Rateless Bloom Filters: Set Reconciliation for Divergent Replicas with Variable-Sized Elements (2510.27614v1)

Published 31 Oct 2025 in cs.DS and cs.DB

Abstract: Set reconciliation protocols typically make two critical assumptions: they are designed for fixed-sized elements and they are optimized for when the difference cardinality, d, is very small. When adapting to variable-sized elements, the current practice is to synchronize fixed-size element digests. However, when the number of differences is considerable, such as after a network partition, this approach can be inefficient. Our solution is a two-stage hybrid protocol that introduces a preliminary Bloom filter step, specifically designed for this regime. The novelty of this approach, however, is in solving a core technical challenge: determining the optimal Bloom filter size without knowing d. Our solution is the Rateless Bloom Filter (RBF), a dynamic filter that naturally adapts to arbitrary symmetric differences, closely matching the communication complexity of an optimally configured static filter without requiring any prior parametrization. Our evaluation in sets of variable-sized elements shows that for Jaccard indices below 85%, our RBF-IBLT hybrid protocol reduces the total communication cost by up to over 20% compared to the state-of-the-art.

Summary

The paper introduces a hybrid protocol that leverages dynamically transmitted Rateless Bloom Filters to reduce false positives in set reconciliation.
It integrates IBLTs for precise element decoding, cutting communication costs by up to 20% in moderate to high similarity scenarios.
The study demonstrates practical applicability for synchronizing variable-sized elements in distributed systems with large differences.

Rateless Bloom Filters: Set Reconciliation for Divergent Replicas with Variable-Sized Elements

Introduction

The set reconciliation problem, crucial in distributed systems, involves two replicas, each holding a set of elements. The goal is efficient communication to synchronize these sets, revealing differences and merging them to form a complete union. Traditional set reconciliation methods often assume fixed-size elements and small difference cardinalities, which limit their application in real-world scenarios involving variable-sized elements and larger differences. This paper introduces a solution that leverages a hybrid protocol involving Rateless Bloom Filters (RBFs) and Invertible Bloom Lookup Tables (IBLTs), designed to efficiently handle such cases.

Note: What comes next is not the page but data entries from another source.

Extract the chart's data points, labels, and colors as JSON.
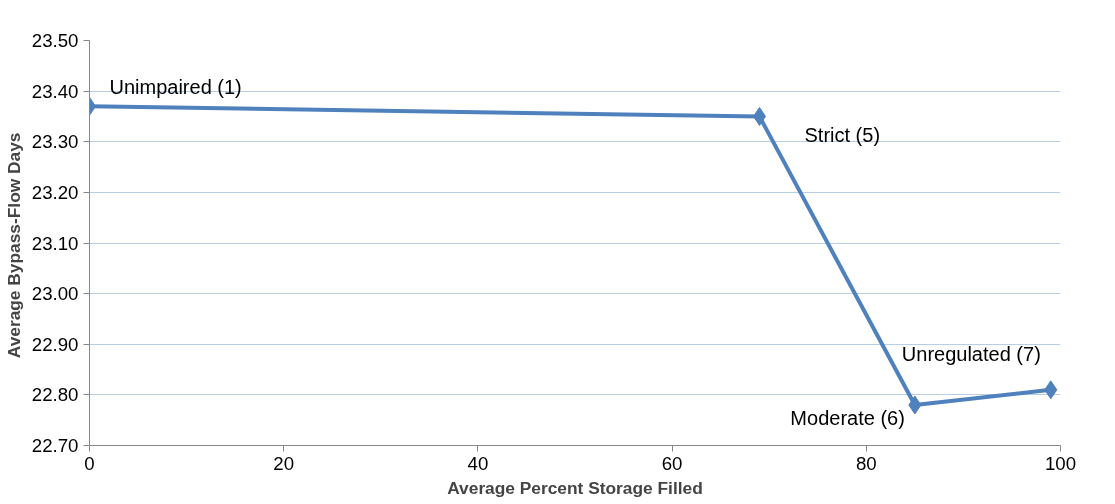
{
  "chart_data": {
    "type": "line",
    "xlabel": "Average Percent Storage Filled",
    "ylabel": "Average Bypass-Flow  Days",
    "x": [
      0,
      69,
      85,
      99
    ],
    "series": [
      {
        "color": "#4f81bd",
        "values": [
          23.37,
          23.35,
          22.78,
          22.81
        ]
      }
    ],
    "xlim": [
      0,
      100
    ],
    "xticks": [
      0,
      20,
      40,
      60,
      80,
      100
    ],
    "ylim": [
      22.7,
      23.5
    ],
    "yticks": [
      {
        "value": 22.7,
        "label": "22.70"
      },
      {
        "value": 22.8,
        "label": "22.80"
      },
      {
        "value": 22.9,
        "label": "22.90"
      },
      {
        "value": 23.0,
        "label": "23.00"
      },
      {
        "value": 23.1,
        "label": "23.10"
      },
      {
        "value": 23.2,
        "label": "23.20"
      },
      {
        "value": 23.3,
        "label": "23.30"
      },
      {
        "value": 23.4,
        "label": "23.40"
      },
      {
        "value": 23.5,
        "label": "23.50"
      }
    ],
    "grid": "y",
    "marker": "diamond",
    "line_style": "solid",
    "annotations": [
      {
        "text": "Unimpaired (1)",
        "x": 0,
        "y": 23.37
      },
      {
        "text": "Strict (5)",
        "x": 69,
        "y": 23.35
      },
      {
        "text": "Moderate (6)",
        "x": 85,
        "y": 22.78
      },
      {
        "text": "Unregulated (7)",
        "x": 99,
        "y": 22.81
      }
    ]
  }
}
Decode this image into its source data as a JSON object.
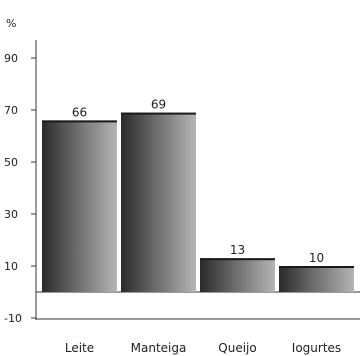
{
  "chart_data": {
    "type": "bar",
    "title": "",
    "xlabel": "",
    "ylabel": "%",
    "categories": [
      "Leite",
      "Manteiga",
      "Queijo",
      "Iogurtes"
    ],
    "values": [
      66,
      69,
      13,
      10
    ],
    "yticks": [
      -10,
      10,
      30,
      50,
      70,
      90
    ],
    "ylim": [
      -10,
      95
    ],
    "grid": false,
    "legend": "none",
    "data_labels": [
      "66",
      "69",
      "13",
      "10"
    ]
  }
}
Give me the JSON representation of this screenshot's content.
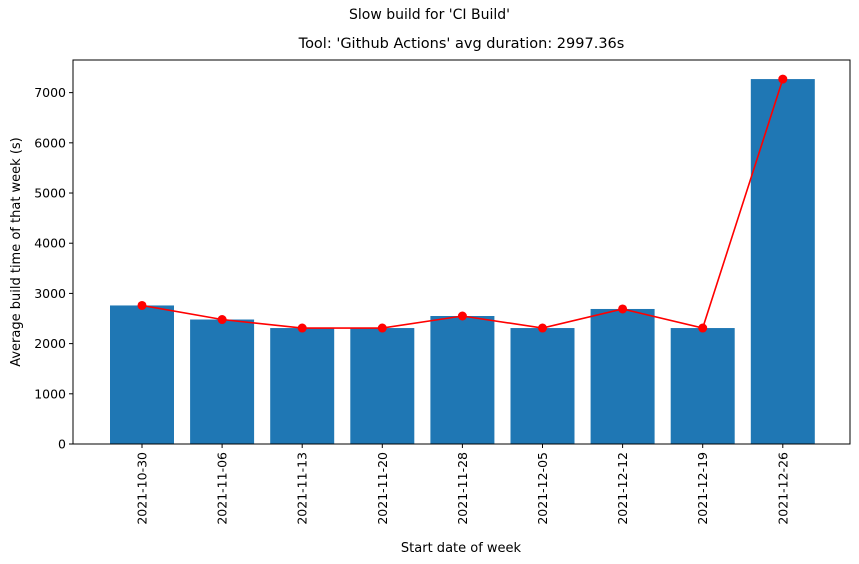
{
  "chart_data": {
    "type": "bar",
    "suptitle": "Slow build for 'CI Build'",
    "title": "Tool: 'Github Actions' avg duration: 2997.36s",
    "xlabel": "Start date of week",
    "ylabel": "Average build time of that week (s)",
    "categories": [
      "2021-10-30",
      "2021-11-06",
      "2021-11-13",
      "2021-11-20",
      "2021-11-28",
      "2021-12-05",
      "2021-12-12",
      "2021-12-19",
      "2021-12-26"
    ],
    "series": [
      {
        "type": "bar",
        "values": [
          2760,
          2480,
          2310,
          2310,
          2550,
          2310,
          2690,
          2310,
          7270
        ],
        "color": "#1f77b4"
      },
      {
        "type": "line",
        "values": [
          2760,
          2480,
          2310,
          2310,
          2550,
          2310,
          2690,
          2310,
          7270
        ],
        "color": "#ff0000",
        "marker": "circle"
      }
    ],
    "ylim": [
      0,
      7650
    ],
    "yticks": [
      0,
      1000,
      2000,
      3000,
      4000,
      5000,
      6000,
      7000
    ],
    "grid": false
  }
}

Motivations and Challenges

Conventional methods typically synchronize fixed-size hashes of variable-sized elements, which can become inefficient when the number of differences is significant. This approach also suffers from overhead when false positives are involved, preventing guaranteed reconciliation. The core challenge resolved in the paper is determining the optimal configuration of Bloom filters without prior knowledge of difference cardinality. This problem is addressed by introducing RBFs, which adapt to the set differences dynamically, obviating the need for complex estimation or configuration.

Technical Approach

The proposed hybrid protocol operates in two stages. First, it uses RBFs for an initial approximation, which are transmitted incrementally (rateless), allowing the receiver to determine when enough data has been collected to optimize for synchronization without redundant communication. This stage mitigates false positives inherent in Bloom filters, as the rateless nature means that transmission stops at the optimal point.

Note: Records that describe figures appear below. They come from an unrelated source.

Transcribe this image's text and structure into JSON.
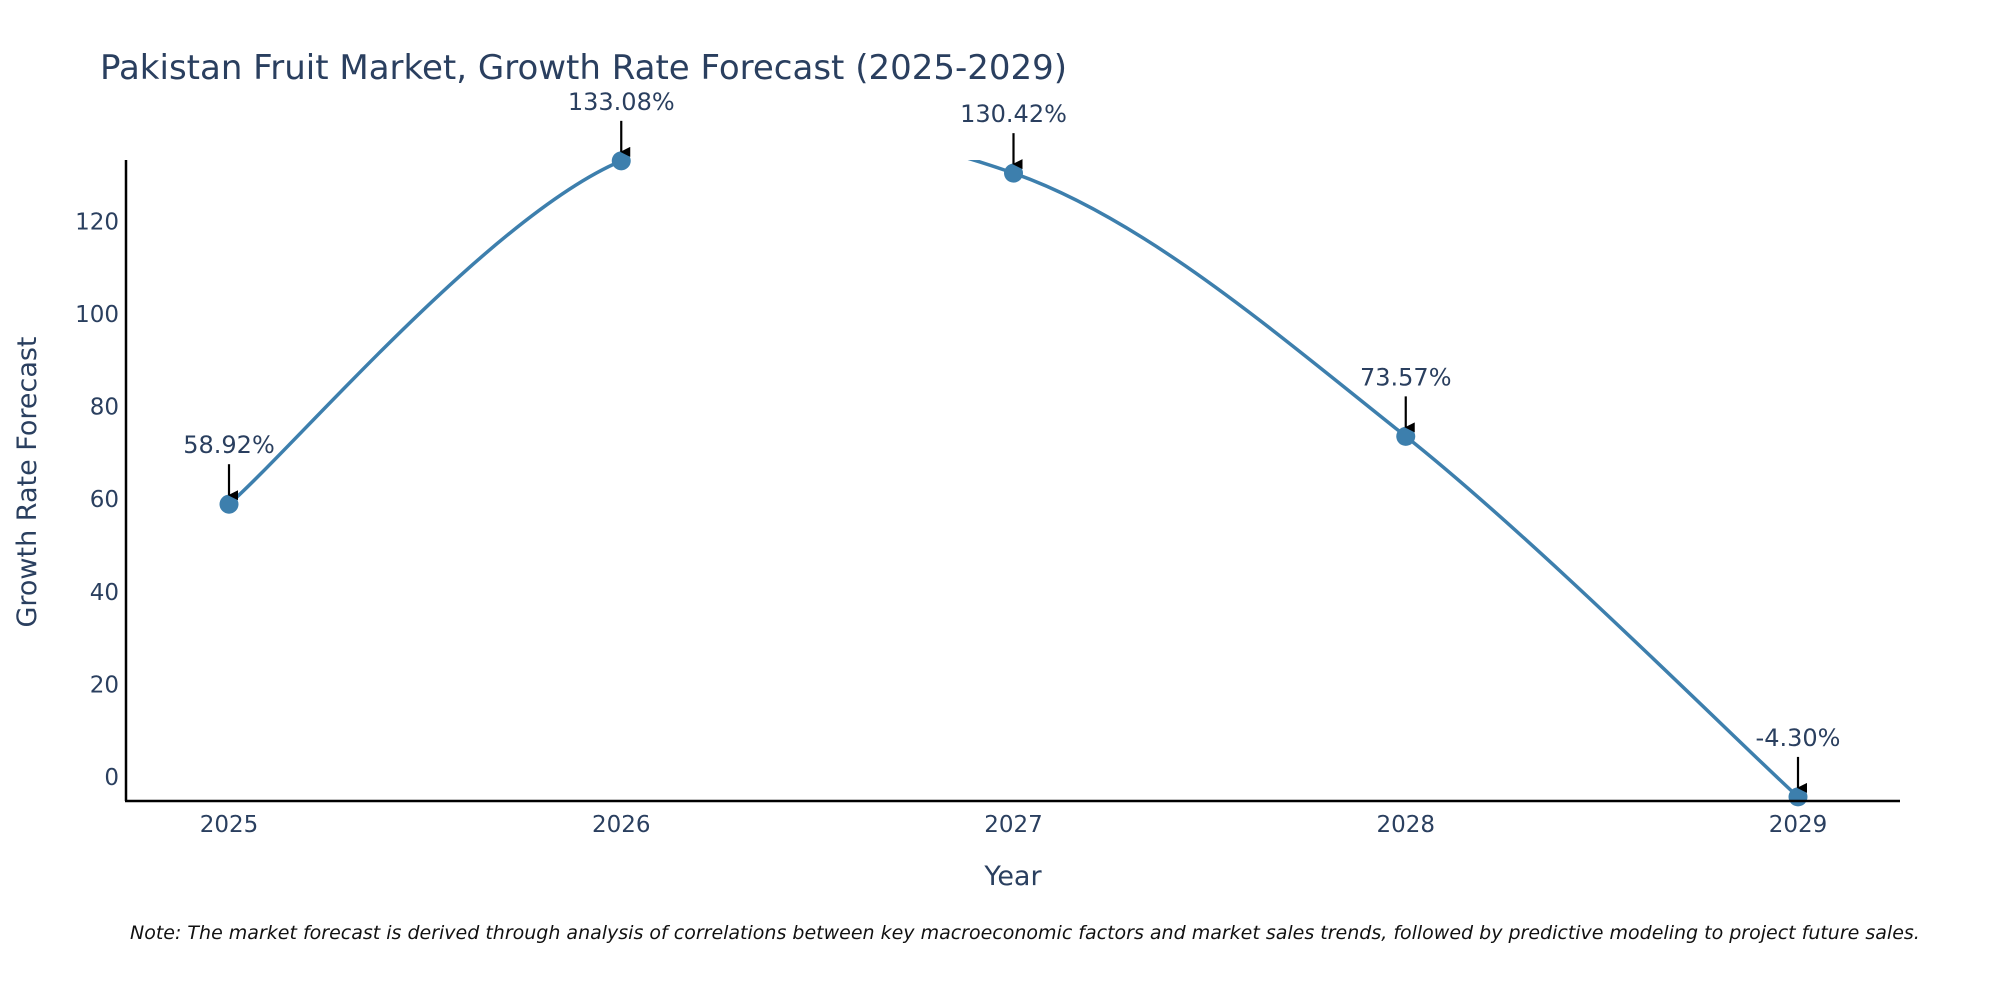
{
  "chart_data": {
    "type": "line",
    "title": "Pakistan Fruit Market, Growth Rate Forecast (2025-2029)",
    "xlabel": "Year",
    "ylabel": "Growth Rate Forecast",
    "categories": [
      "2025",
      "2026",
      "2027",
      "2028",
      "2029"
    ],
    "values": [
      58.92,
      133.08,
      130.42,
      73.57,
      -4.3
    ],
    "labels": [
      "58.92%",
      "133.08%",
      "130.42%",
      "73.57%",
      "-4.30%"
    ],
    "ylim": [
      -5,
      133.08
    ],
    "yticks": [
      0,
      20,
      40,
      60,
      80,
      100,
      120
    ],
    "grid": false,
    "line_shape": "spline",
    "color": "#3d7fad",
    "note": "Note: The market forecast is derived through analysis of correlations between key macroeconomic factors and market sales trends, followed by predictive modeling to project future sales."
  }
}
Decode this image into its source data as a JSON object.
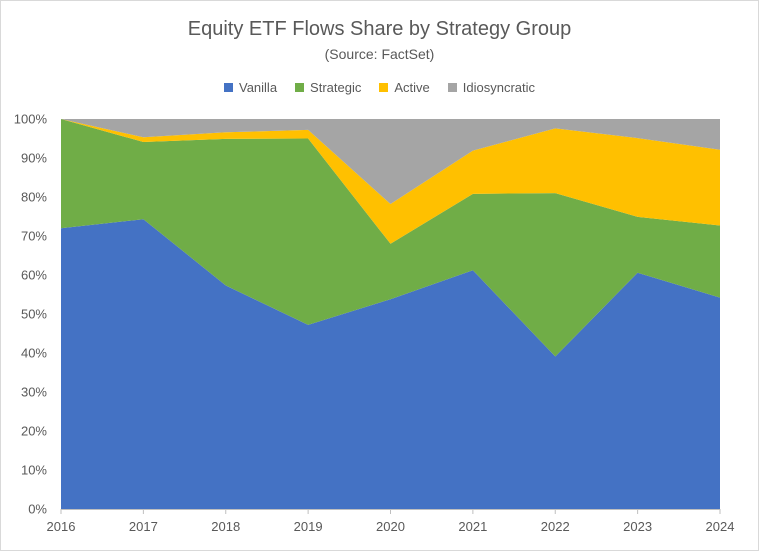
{
  "chart_data": {
    "type": "area",
    "stacked": true,
    "title": "Equity ETF Flows Share by Strategy Group",
    "subtitle": "(Source: FactSet)",
    "x": [
      "2016",
      "2017",
      "2018",
      "2019",
      "2020",
      "2021",
      "2022",
      "2023",
      "2024"
    ],
    "series": [
      {
        "name": "Vanilla",
        "color": "#4472c4",
        "values": [
          72,
          74.3,
          57.3,
          47.2,
          53.8,
          61.2,
          39.1,
          60.6,
          54.2
        ]
      },
      {
        "name": "Strategic",
        "color": "#70ad47",
        "values": [
          28,
          19.8,
          37.6,
          47.8,
          14.2,
          19.6,
          41.9,
          14.3,
          18.5
        ]
      },
      {
        "name": "Active",
        "color": "#ffc000",
        "values": [
          0,
          1.2,
          1.7,
          2.2,
          10.2,
          11.1,
          16.6,
          20.2,
          19.4
        ]
      },
      {
        "name": "Idiosyncratic",
        "color": "#a5a5a5",
        "values": [
          0,
          4.7,
          3.4,
          2.8,
          21.8,
          8.1,
          2.4,
          4.9,
          7.9
        ]
      }
    ],
    "ylim": [
      0,
      100
    ],
    "yticks": [
      "0%",
      "10%",
      "20%",
      "30%",
      "40%",
      "50%",
      "60%",
      "70%",
      "80%",
      "90%",
      "100%"
    ],
    "legend_position": "top",
    "grid": false
  }
}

The second stage employs IBLTs for precise reconciliation. IBLTs work by storing element IDs and facilitating element decoding through XOR operations. This approach enables recovery of the original set with high probability, significantly reducing the number of false positives and overall data needed for accurate synchronization.

Figure 1: Insertion into a standard Bloom filter ( $m=12, k=3$ ). Elements $x_1$ and $x_2$ are inserted.

Figure 2: Lookup in a standard Bloom filter. $x_1$ is a true positive, $y_1$ is a true negative, and $y_2$ is a false positive.

Evaluation and Results

The evaluation, conducted under controlled simulations, compares RBF + IBLT with traditional set reconciliation methods like PinSketch, PBS, and RIBLT. The experiments demonstrate that for moderate to high similarity scenarios, RBF + IBLT reduces communication costs by up to 20% compared to the state-of-the-art. Moreover, for Jaccard indices below 85%, the reduction is even more pronounced, making the proposed method particularly efficient in these situations.

Figure 3: Hybrid Rateless Set Reconciliation vs State-Of-The-Art: Full range - Transmitted total.

Figure 4: Hybrid Rateless Set Reconciliation vs State-Of-The-Art - Decoding Time with PinSketch.

Conclusion

The paper successfully illustrates how the integration of RBFs and IBLTs into a hybrid protocol enhances the efficiency of set reconciliation for variable-sized elements, particularly in scenarios with large differences post network partition or prolonged downtime. The dynamic adaptation and reduced configuration overhead of the RBF component provide a significant advantage in practical deployments, offering scalable and efficient synchronization without the need for predefined thresholds.

The research suggests a promising direction for future improvements, such as enhancing initial setup protocols or further optimizing the hybrid approach for extreme cases of set similarity. Continued development in this area could lead to broader adoption and more robust implementation of distributed systems requiring efficient synchronization algorithms.